Be aware that Voyager specific annotations cannot be mapped to the AstarteDefaultIngress. If any of those annotations are present, the replace-voyager command will print a warning message. It will be your responsibility confirming whether you want to proceed or abort the procedure.

Advanced use cases

The current section focuses on some advanced configuration scenarios that might help you in handling specific non-standard use cases.

Preserve the API and Broker IPs

The need of preserving both the API and Broker IPs may arise in specific use cases when, for example, there are any number of impediments in updating your DNS zones.

Please, be aware that the following instructions rely on the assumption that you can reserve (or you already reserved) external IPs.
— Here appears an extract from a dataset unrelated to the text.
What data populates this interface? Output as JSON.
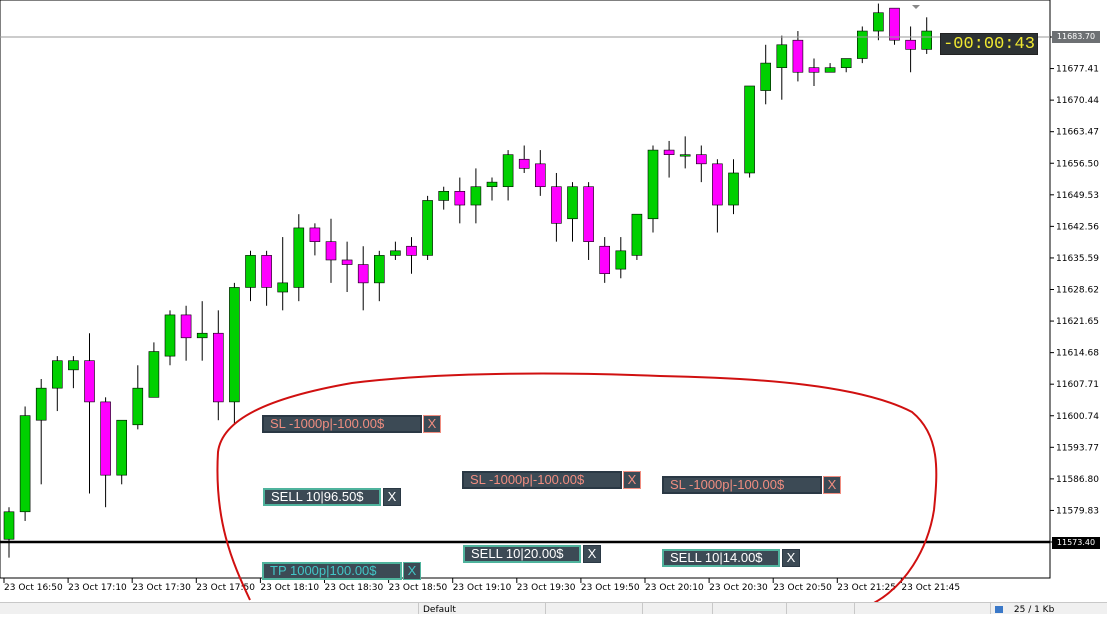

This task is highly dependent on your cloud service provider and, as such, you are required to ensure that it can be performed in your specific case.

If your Astarte instance is exposed to the outer world through the AstarteVoyagerIngress, two external IPs are assigned to your services: one for the Broker and another for the Astarte APIs (and the dashboard, if deployed).

Before migrating your ingress to the AstarteDefaultIngress, perform the following operations:

  • ensure that both the API and the Broker IPs are reserved,
  • patch your AstarteVoyagerIngress resource such that the loadBalancerIP field is set for the broker (if this field is already set, you can skip this step):
    broker:
      loadBalancerIP: <the-broker-reserved-IP>
      ...
  • install (or update, if already installed) the ingress-nginx deployment by explicitly setting the IP for the ingress controller as to make it coincident with the IP assigned to the Astarte APIs. Be aware that, at first, the ingress controller external IP will remain in pending state until the AstarteVoyagerIngress will be deleted and, once that IP will be available, it will be correctly assigned to the ingress controller.
    $ helm upgrade --install <ingress-nginx-name> ingress-nginx/ingress-nginx \
      -n ingress-nginx \
      --set controller.service.externalTrafficPolicy=Local \
      --set controller.service.loadBalancerIP=<the-API-reserved-IP>

Once the previous instructions are executed, you are ready to perform the migration to the AstarteDefaultIngress as described in the Performing the Migration section.

As a final remark, if you are interested in preserving only one of the external IPs, please refer only to the instructions that apply to your needs (e.g.: the broker) while neglecting the remaining parts.